If every castle has a King and Queen trying to protect crown jewels – ours is precious information, usually in the form of documents.  And just as jewels might be kept in a safe, our most critical information assets are classified and we apply encryption to ensure they remain protected.

And because I’m concerned about security, I have engaged security guards that patrol the neighbourhood and check that the gates are locked.  In IT terms, we are talking about white hat penetration test services and Data Loss Prevention tools that validate no valuable assets are being lost.

Why this will get worse

This fortress mentality is a model that has worked OK in the past.  However, in a world where more openness is being advocated, the task is far more complex.

Systems struggle to keep up with a shifting threat landscape. And that’s made worse when the people that work in an organisation are either not educated in the threats or they are not sufficiently disciplined.

A great example is server patching, which is the bane of any infrastructure group. It is a thankless task that is also endless. There is always somewhat of a backlog of patching that is required and always gets de-prioritised for other project activity.

Further to that - in any organisation, how many default or easily guessable passwords are in place for access to servers?  If your answer is ‘none’, then I both congratulate you and ask; “and how do you know?”

Staring into the abyss

It was interesting to hear the commentary at a recent IT security event I attended. Things are getting complex, and questions are being asked about how to maintain stability in a volatile world of threats. The conversation even got philosophical. People quoted Friedrich Nietzsche.
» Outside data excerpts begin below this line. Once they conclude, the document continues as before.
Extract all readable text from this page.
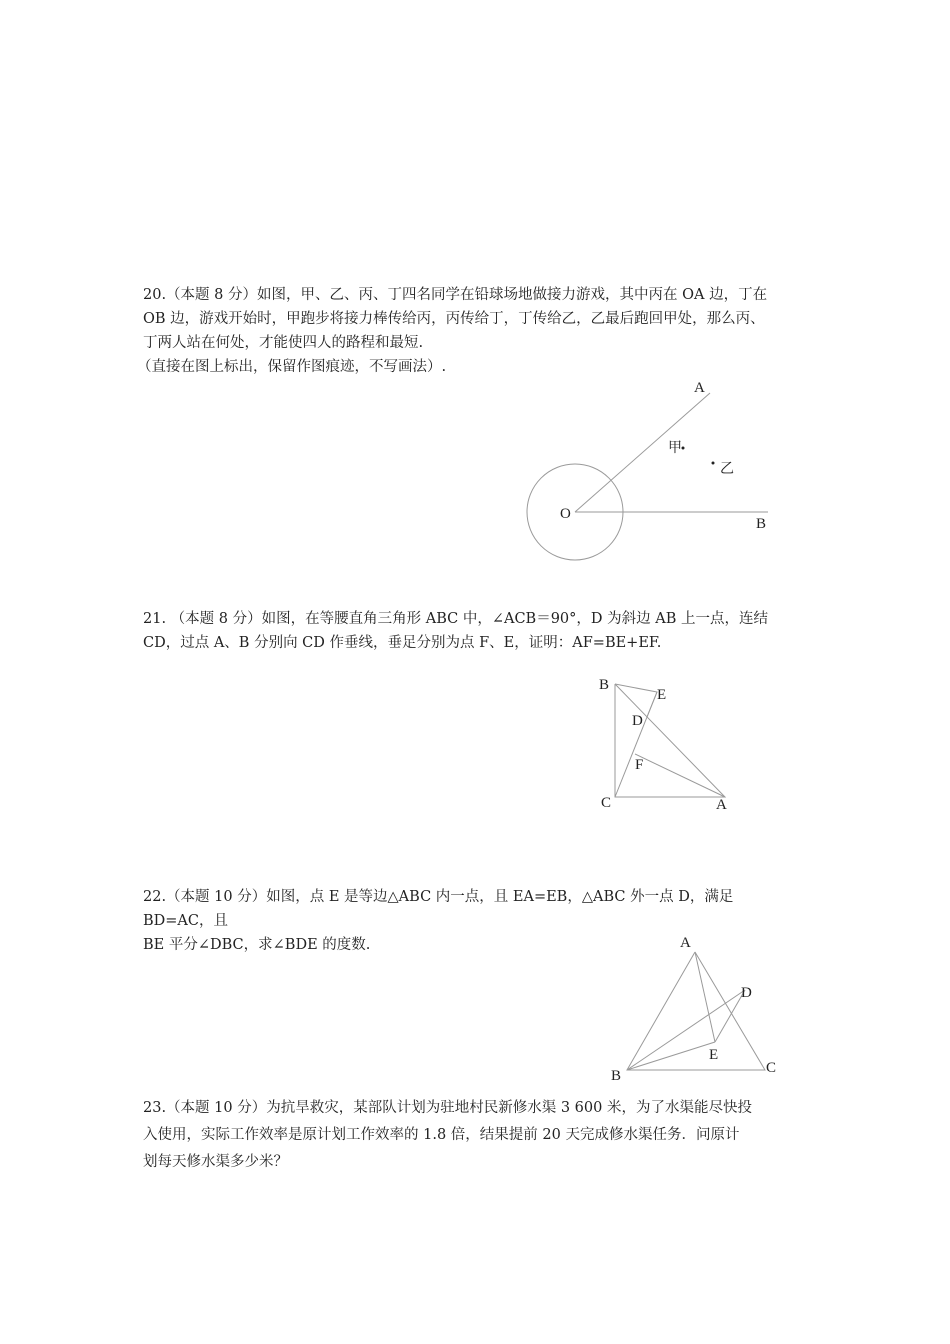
20.（本题 8 分）如图，甲、乙、丙、丁四名同学在铅球场地做接力游戏，其中丙在 OA 边，丁在

OB 边，游戏开始时，甲跑步将接力棒传给丙，丙传给丁，丁传给乙，乙最后跑回甲处，那么丙、

丁两人站在何处，才能使四人的路程和最短.

（直接在图上标出，保留作图痕迹，不写画法）.

A
O
B
甲
乙

21. （本题 8 分）如图，在等腰直角三角形 ABC 中，∠ACB＝90°，D 为斜边 AB 上一点，连结

CD，过点 A、B 分别向 CD 作垂线，垂足分别为点 F、E，证明：AF=BE+EF.

B
E
D
F
C	A

22.（本题 10 分）如图，点 E 是等边△ABC 内一点，且 EA=EB，△ABC 外一点 D，满足 BD=AC，且

BE 平分∠DBC，求∠BDE 的度数.	A
D
E
B	C

23.（本题 10 分）为抗旱救灾，某部队计划为驻地村民新修水渠 3 600 米，为了水渠能尽快投

入使用，实际工作效率是原计划工作效率的 1.8 倍，结果提前 20 天完成修水渠任务．问原计

划每天修水渠多少米？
They talked about maintaining stability in a volatile world of threats. How do you protect a perimeter that has no walls?

As the CIO, you have an accountability to secure the organisation – which is a complex task, but this will never be your number one priority.

You don’t want to be alarmist and you also don’t want to be the sacrificial lamb.  As Nietzsche said:

"Battle not with monsters lest ye become a monster; and if you gaze into the abyss the abyss gazes into you."

That is a warning against becoming the very thing that we fight.  As security columnist Juha Saarinen noted a few weeks back, it’s a difficult assignment to play by the rules when your opponent has none.

How to manage it

It can seem a little overwhelming when multiple compliance efforts and security programs are being brought to your attention at once.

What I’ve learned to do is to view the broader security and compliance issue as a portfolio of change that needs to be addressed.

When you look at the issue with a 10,000 foot view it is surprising how much commonality exists.

I’ve seen this in my past life, where I asked the risk and compliance teams in a biotech firm to bundle SOX compliance + FDA + external audit + internal audit requirements into one body of work - this allowed my team to consume these initiatives as a single program of work to address this once.

At a more recent role, we used the same approach to bundle together IT security + PCI/DSS compliance + privacy legislation compliance and a few other required compliance needs.

There was clear overlap of work that was required, and in the end it is more or less the same team that has to take on these efforts.

Our role as CIO is to be able to take this broader view and address the gaps holistically. We can’t hand over accountability, but we can delegate in a way that ensures we aren’t going over the same ground for every project.